The researchers also compared hospital care across 22 states, revealing wide differences in average length of hospitalization (ranging from 2.7 days in Oregon to 4.0 days in New York) and proportion of hospital admissions through the emergency department (from 9 percent in Utah and Oregon to 23 percent in New York).

"There are large and unexplained differences in state-by-state utilization," said Marie McCormick, director of the center and lead author of the report. "Some are explained by historic and geographical differences such as reliance on large county hospitals. These differences beg for further analysis. The availability of the data should encourage more extensive study by people involved in children's care." The second in an annual series on children's access to health care, the report is published in the inaugural January/February issue of Ambulatory Pediatrics (www.ambpeds.org).

How Cells Get and Slip Their Grip While Circuiting the Body

Cells shooting through the vessels of the body face a mighty challenge when attempting to come to a stop. Not only must they form a bond with a molecule on the vessel substrate, they must maintain this bond if they are to remain stationary.

"Cells experience large forces in the body which can break them away from their proper location. So they have to resist lots of force," said Timothy Springer, the Latham Family professor of pathology.

To see how force affects the rate at which receptor–ligand bonds dissociate, researchers have devised a variety of equations. But most of these had remained mere abstractions. "Nobody had a data set that was good enough to compare these theories to see which of five different equations fit the best," Springer said.

He and Shuqi Chen, HMS instructor in pathology, set about to remedy the situation. They sent neutrophils through a flow chamber lined with a P-selectin substrate and observed the duration of the bonds formed between the two. Then they correlated this information with the amount of force exerted in the chamber. Force was determined by the rate of flow and the viscosity of the buffer inside the flow chamber.

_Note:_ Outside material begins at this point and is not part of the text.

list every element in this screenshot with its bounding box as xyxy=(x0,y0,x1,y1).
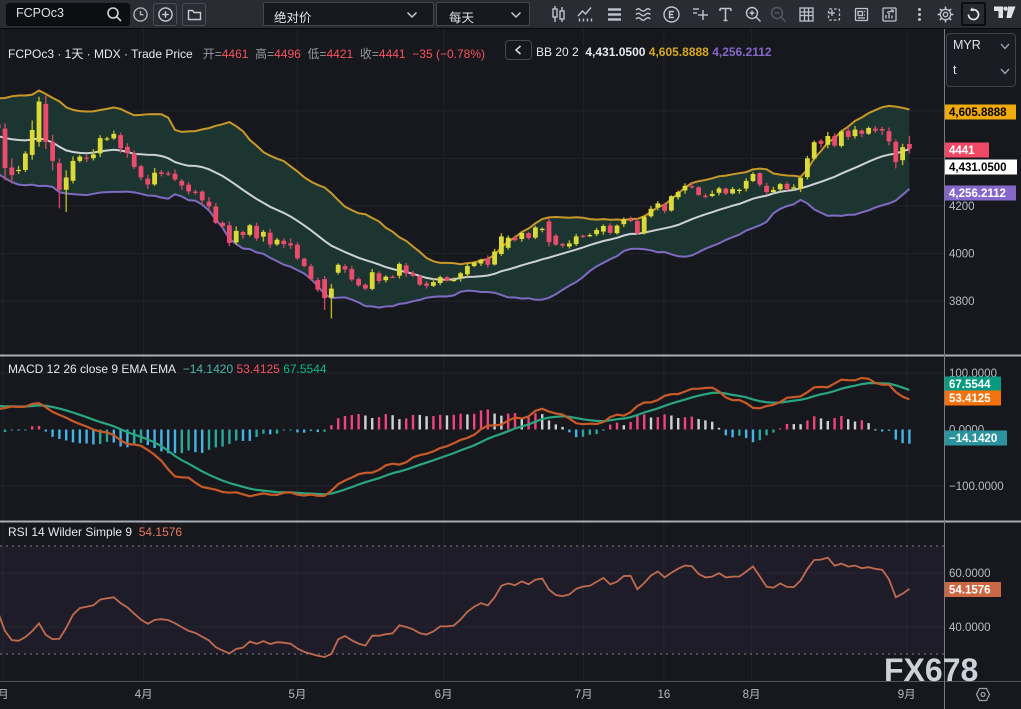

According to their results, which are presented in the Jan. 30 Proceedings of the National Academy of Sciences, a particular equation, the Bell model, best fits the data. In addition, by varying the two components of force—the rate of flow and viscosity—they uncovered an intriguing distinction. They found that while changing the rate of flow affected the rate at which bonds both form and dissociate, variations in viscosity affected only the rate at which bonds break.